O cenário do empréstimo consignado no Brasil apresenta uma ampla variação nas taxas de juros, que vão de 1,47% a 4,98% ao mês, conforme um levantamento realizado pelo Procon-SP. Essa pesquisa, que analisou as condições oferecidas por seis instituições financeiras, revela que as taxas dependem não apenas do banco escolhido, mas também do perfil do cliente. O estudo abrangeu bancos como Banco do Brasil, Bradesco, Caixa Econômica Federal, Itaú, Safra e Santander, focando em aposentados e pensionistas do INSS, além de servidores públicos e trabalhadores com carteira assinada.
A maior discrepância nas taxas foi identificada entre os bancos para servidores municipais. A Caixa Econômica Federal oferece uma taxa máxima de 1,78% ao mês, enquanto o Bradesco chega a cobrar até 3,9%, resultando em uma diferença de 2,12 pontos percentuais. No geral, a taxa mais baixa encontrada foi a do Santander, que oferece 1,47% ao mês para servidores públicos federais em contratos de 12 meses. Por outro lado, o Bradesco figura como a instituição com a maior taxa, chegando a 4,98% para funcionários de empresas privadas.

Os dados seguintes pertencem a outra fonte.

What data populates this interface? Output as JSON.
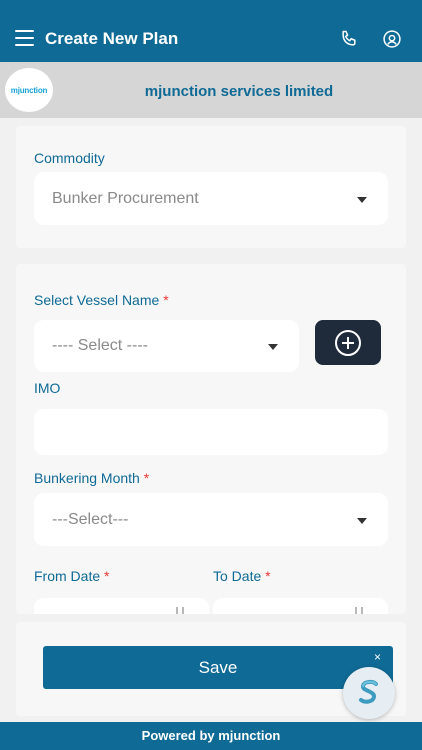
{
  "header": {
    "title": "Create New Plan"
  },
  "company": {
    "name": "mjunction services limited",
    "logo_text": "mjunction"
  },
  "commodity": {
    "label": "Commodity",
    "value": "Bunker Procurement"
  },
  "vessel": {
    "label": "Select Vessel Name",
    "required": "*",
    "value": "---- Select ----"
  },
  "imo": {
    "label": "IMO",
    "value": ""
  },
  "bunkering_month": {
    "label": "Bunkering Month",
    "required": "*",
    "value": "---Select---"
  },
  "from_date": {
    "label": "From Date",
    "required": "*"
  },
  "to_date": {
    "label": "To Date",
    "required": "*"
  },
  "actions": {
    "save_label": "Save",
    "close_label": "×"
  },
  "footer": {
    "text": "Powered by mjunction"
  },
  "colors": {
    "primary": "#0f6a95",
    "dark_button": "#1f2b3a",
    "required": "#e53935"
  }
}
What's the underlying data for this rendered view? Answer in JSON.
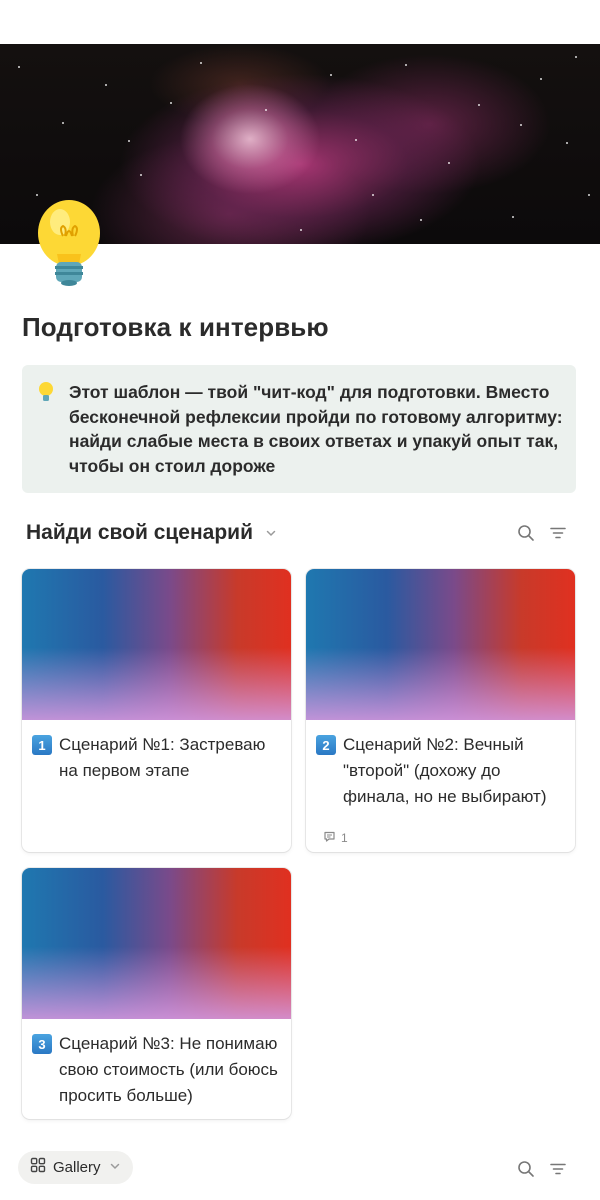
{
  "page": {
    "title": "Подготовка к интервью",
    "icon": "lightbulb-icon"
  },
  "callout": {
    "icon": "lightbulb-icon",
    "text": "Этот шаблон — твой \"чит-код\" для подготовки. Вместо бесконечной рефлексии пройди по готовому алгоритму: найди слабые места в своих ответах и упакуй опыт так, чтобы он стоил дороже"
  },
  "view": {
    "title": "Найди свой сценарий",
    "dropdown_icon": "chevron-down-icon",
    "search_icon": "search-icon",
    "filter_icon": "filter-icon"
  },
  "cards": [
    {
      "emoji": "1",
      "title": "Сценарий №1: Застреваю на первом этапе"
    },
    {
      "emoji": "2",
      "title": "Сценарий №2: Вечный \"второй\" (дохожу до финала, но не выбирают)",
      "comments": "1"
    },
    {
      "emoji": "3",
      "title": "Сценарий №3: Не понимаю свою стоимость (или боюсь просить больше)"
    }
  ],
  "bottom_bar": {
    "layout_label": "Gallery",
    "layout_icon": "gallery-grid-icon"
  },
  "colors": {
    "text": "#2b2b2b",
    "callout_bg": "#ecf1ee",
    "muted": "#8a8a8a"
  }
}
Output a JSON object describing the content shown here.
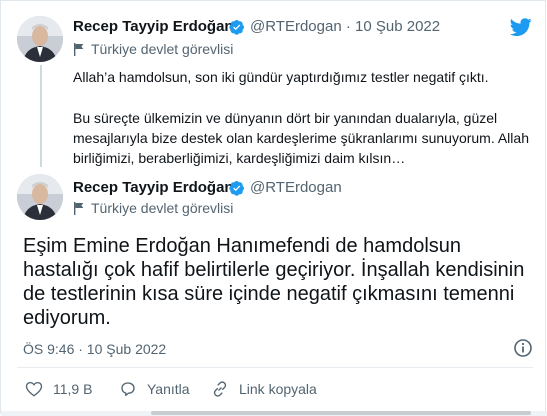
{
  "brand": {
    "accent": "#1d9bf0",
    "text_secondary": "#536471",
    "icon": "twitter-bird-icon"
  },
  "reply_tweet": {
    "name": "Recep Tayyip Erdoğan",
    "handle": "@RTErdogan",
    "separator": "·",
    "date": "10 Şub 2022",
    "label": "Türkiye devlet görevlisi",
    "text_line1": "Allah’a hamdolsun, son iki gündür yaptırdığımız testler negatif çıktı.",
    "text_line2": "Bu süreçte ülkemizin ve dünyanın dört bir yanından dualarıyla, güzel mesajlarıyla bize destek olan kardeşlerime şükranlarımı sunuyorum. Allah birliğimizi, beraberliğimizi, kardeşliğimizi daim kılsın…"
  },
  "main_tweet": {
    "name": "Recep Tayyip Erdoğan",
    "handle": "@RTErdogan",
    "label": "Türkiye devlet görevlisi",
    "text": "Eşim Emine Erdoğan Hanımefendi de hamdolsun hastalığı çok hafif belirtilerle geçiriyor. İnşallah kendisinin de testlerinin kısa süre içinde negatif çıkmasını temenni ediyorum.",
    "time": "ÖS 9:46 · 10 Şub 2022"
  },
  "actions": {
    "likes": "11,9 B",
    "reply": "Yanıtla",
    "copy_link": "Link kopyala"
  }
}
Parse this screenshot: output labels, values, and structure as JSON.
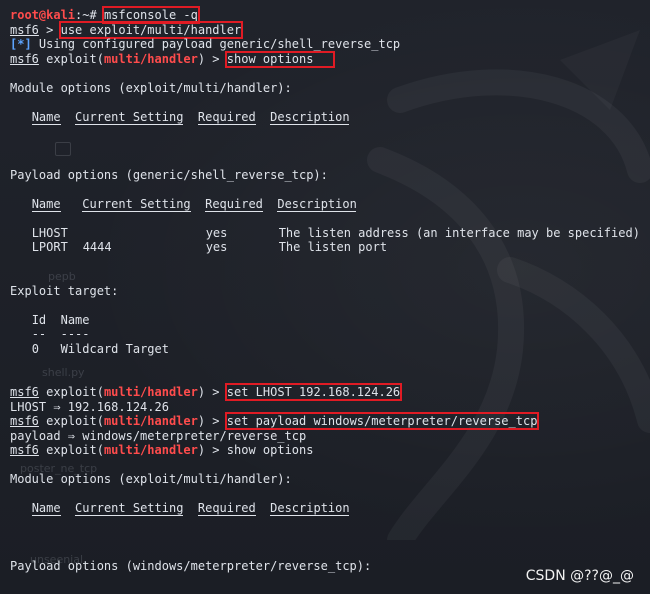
{
  "terminal": {
    "prompt": {
      "user_host": "root@kali",
      "path": ":~# ",
      "command": "msfconsole -q"
    },
    "msf_prompt": {
      "msf": "msf6",
      "exploit_word": "exploit(",
      "module": "multi/handler",
      "close": ") > ",
      "plain": " > "
    },
    "cmd_use": "use exploit/multi/handler",
    "info_tag": "[*]",
    "info_text": " Using configured payload generic/shell_reverse_tcp",
    "cmd_show_options": "show options",
    "module_options_header": "Module options (exploit/multi/handler):",
    "module_table_headers": [
      "Name",
      "Current Setting",
      "Required",
      "Description"
    ],
    "payload_options_header_1": "Payload options (generic/shell_reverse_tcp):",
    "payload_table_headers": [
      "Name",
      "Current Setting",
      "Required",
      "Description"
    ],
    "payload_rows": [
      {
        "name": "LHOST",
        "setting": "",
        "required": "yes",
        "description": "The listen address (an interface may be specified)"
      },
      {
        "name": "LPORT",
        "setting": "4444",
        "required": "yes",
        "description": "The listen port"
      }
    ],
    "exploit_target_header": "Exploit target:",
    "target_headers": [
      "Id",
      "Name"
    ],
    "target_header_underlines": [
      "--",
      "----"
    ],
    "target_rows": [
      {
        "id": "0",
        "name": "Wildcard Target"
      }
    ],
    "cmd_set_lhost": "set LHOST 192.168.124.26",
    "lhost_result": "LHOST ⇒ 192.168.124.26",
    "cmd_set_payload": "set payload windows/meterpreter/reverse_tcp",
    "payload_result": "payload ⇒ windows/meterpreter/reverse_tcp",
    "cmd_show_options_2": "show options",
    "payload_options_header_2": "Payload options (windows/meterpreter/reverse_tcp):"
  },
  "desktop_icons": [
    "pepb",
    "shell.py",
    "poster_ne_tcp",
    "unseenial"
  ],
  "watermark": "CSDN @??@_@"
}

As taxas referentes ao empréstimo consignado para trabalhadores da CLT são as mais elevadas, variando de 3,33% na Caixa a 4,98% no Bradesco. Em contrapartida, aposentados e pensionistas do INSS, assim como servidores federais, conseguem taxas mais vantajosas, com a Caixa apresentando juros máximos de 1,8% ao mês para o INSS. O Santander cobra 1,83%, enquanto Banco do Brasil, Bradesco, Itaú e Safra alcançam a taxa máxima permitida de 1,85%.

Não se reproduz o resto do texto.